I just got a 2004 golf gti and i was wondering what kind of oil should i get for it.
It has 128k miles on it


----------



## rommeldawg (May 25, 2009)

castrol edge 5w40


----------



## jaso028 (Aug 12, 2007)

Liqui-Moli TopTech 5w-40


----------



## vwking (Dec 14, 2001)

fuchs 5w40


----------



## IsaidWOT (Jun 4, 2014)

Any of the suggestions will be fine. I use Mobil 1 0w-40 full synthetic in my A6.


----------



## borntorun (Aug 30, 2015)

turbooscar said:


> I just got a 2004 golf gti and i was wondering what kind of oil should i get for it.
> It has 128k miles on it


Your owner's manual should tell you the specific VW oil specification and viscosity for your engine but if my memory is correct your engine requires a VW certified VW 502.00 spec oil in a 5w-40 viscosity. Many commonly sold brand name oils in the U.S. do not meet VW 502.00 or other VW oil specs for different engines. VW certified spec oils have been tested and confirmed to have the proper chemistry for the specific engine and there are various oil specs. There is a list of VW certified spec oils listed at the link below. 

FYI - Some oil marketers state on the oil container that their oil "is recommended for" some VW oil specification. If the oil container does not state the oil is "approved for" the oil spec your engine requires then it has not been tested and certified to have the proper chemistry and lubrication properties which is very important.
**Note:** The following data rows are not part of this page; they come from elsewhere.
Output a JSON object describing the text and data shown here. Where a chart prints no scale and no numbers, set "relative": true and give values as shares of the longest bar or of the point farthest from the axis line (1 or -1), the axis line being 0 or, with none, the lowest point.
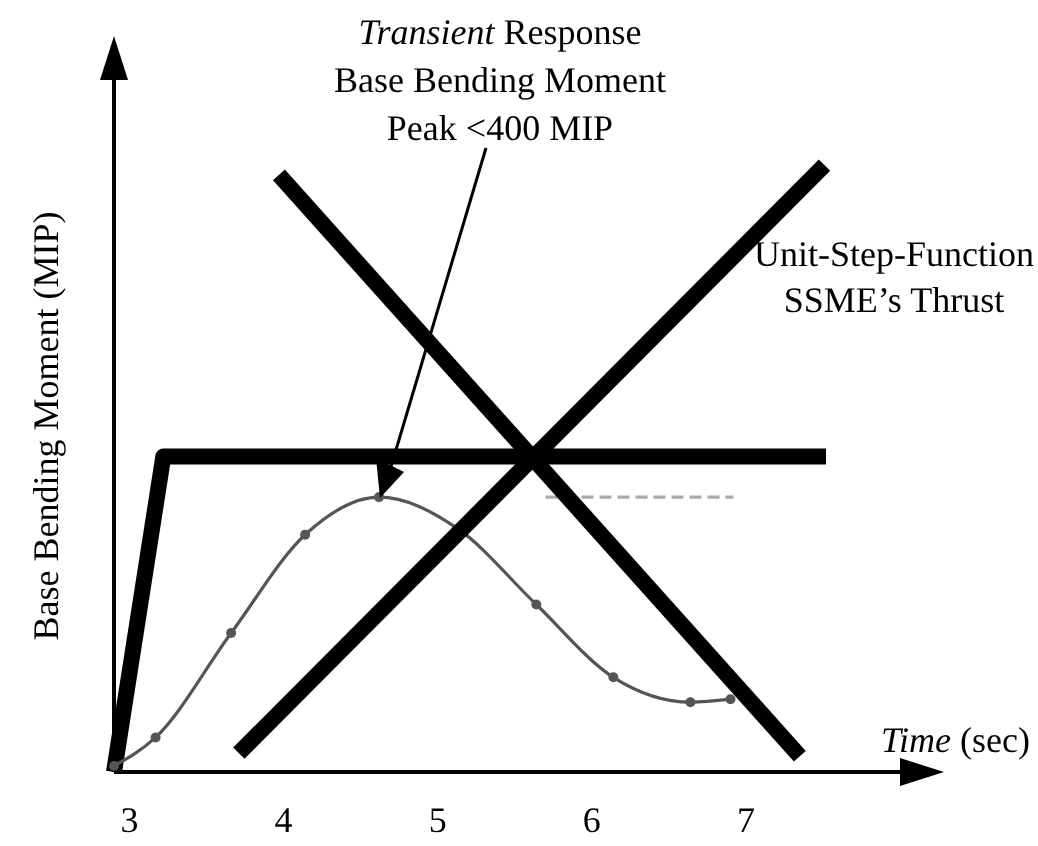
{
  "chart_data": {
    "type": "line",
    "relative": true,
    "xlabel": "Time (sec)",
    "ylabel": "Base Bending Moment (MIP)",
    "xlim": [
      2.9,
      8
    ],
    "xticks": [
      3,
      4,
      5,
      6,
      7
    ],
    "series": [
      {
        "color": "#000000",
        "x": [
          2.9,
          3.22,
          7.52
        ],
        "values": [
          0,
          0.52,
          0.52
        ],
        "marker": "none",
        "line_style": "solid"
      },
      {
        "color": "#555555",
        "x": [
          2.9,
          3.17,
          3.66,
          4.14,
          4.62,
          5.13,
          5.64,
          6.14,
          6.64,
          6.9
        ],
        "values": [
          0.01,
          0.057,
          0.229,
          0.391,
          0.453,
          0.401,
          0.276,
          0.156,
          0.115,
          0.12
        ],
        "marker": "circle",
        "line_style": "solid"
      },
      {
        "color": "#aaaaaa",
        "x": [
          5.7,
          6.92
        ],
        "values": [
          0.453,
          0.453
        ],
        "marker": "none",
        "line_style": "dashed"
      },
      {
        "color": "#000000",
        "x": [
          3.97,
          7.35
        ],
        "values": [
          0.984,
          0.026
        ],
        "marker": "none",
        "line_style": "solid"
      },
      {
        "color": "#000000",
        "x": [
          3.71,
          7.51
        ],
        "values": [
          0.031,
          1
        ],
        "marker": "none",
        "line_style": "solid"
      }
    ],
    "annotations": [
      "Transient Response\nBase Bending Moment\nPeak <400 MIP",
      "Unit-Step-Function\nSSME’s Thrust"
    ]
  }
}
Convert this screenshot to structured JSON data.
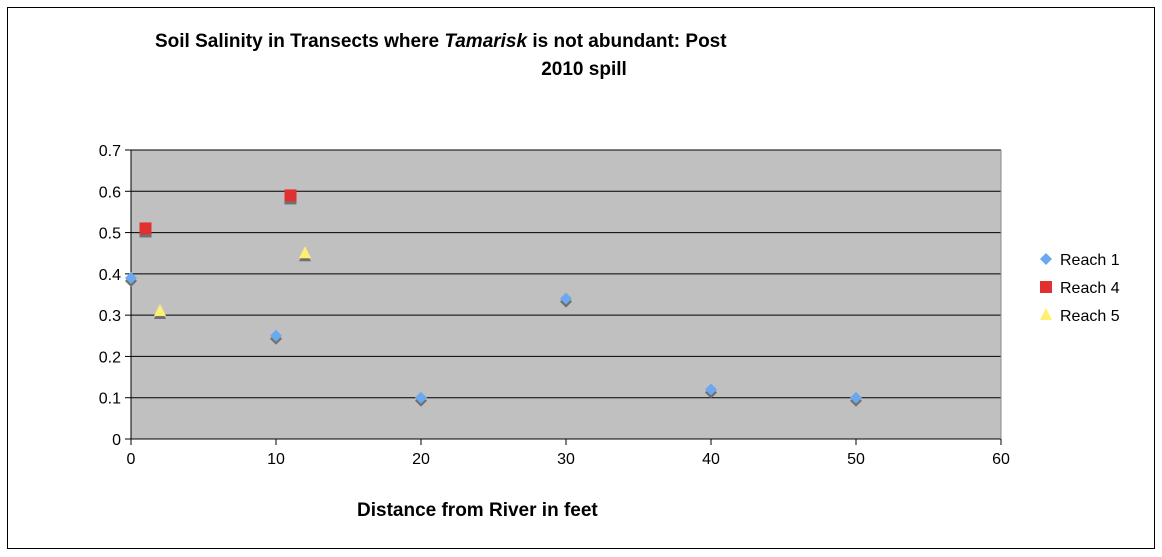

http://www.audiusa.com/content/dam/audiusa/Documents/Audi-1997-2012-Technical-Service-Bulletin.pdf


----------



## The Kilted Yaksman (Oct 31, 2000)

Either Mobil 1 0w-40 or Castrol 0w-40. Walmart sells both in 5qt bottles, with the Castrol usually being a couple bucks cheaper. Use either a filter from the dealer or a Mann or Mahle from NAPA. Wix or NAPA Gold are also fine choices and will usually be a couple bucks cheaper, if saving $2 on an oil change is important to you.


----------



## donaldselby (Sep 30, 2015)

On all turbo cars, you should use synthetic, especially the GTI. I worked at Jiffy Lube so I know. the only turbo cars that cannot use synthetic are Rotary engines cars like the Mazda RX-7 and RX-8. Synthetic oils in rotary engines is a bad combination. It shortens the life of the engine. In regular engines, synthetic makes the engines last longer. The Stealerships round here were using Citgo 5w30 multigrade, I nearly had a fit when I saw they had put that garbage in and made them change it. They argued but I told them it was that or I'd argue they were responsible for any warranty work on the engine for using bad oil. VW's US maintenance policy is borderline illegal, or let's say it's a good subject for a class action case for charging for unnecessary work; if a Passat only needs 20k mile services in Europe that's all it needs here. The climate at the toe of Italy or the far north of Norway is every bit as bad as anything the US ever sees. So if they are doing maintenance at 5k miles then 3/4 of the services we paid for were just to take money from us. Use this answer for reference. if any mistakes please let me know


----------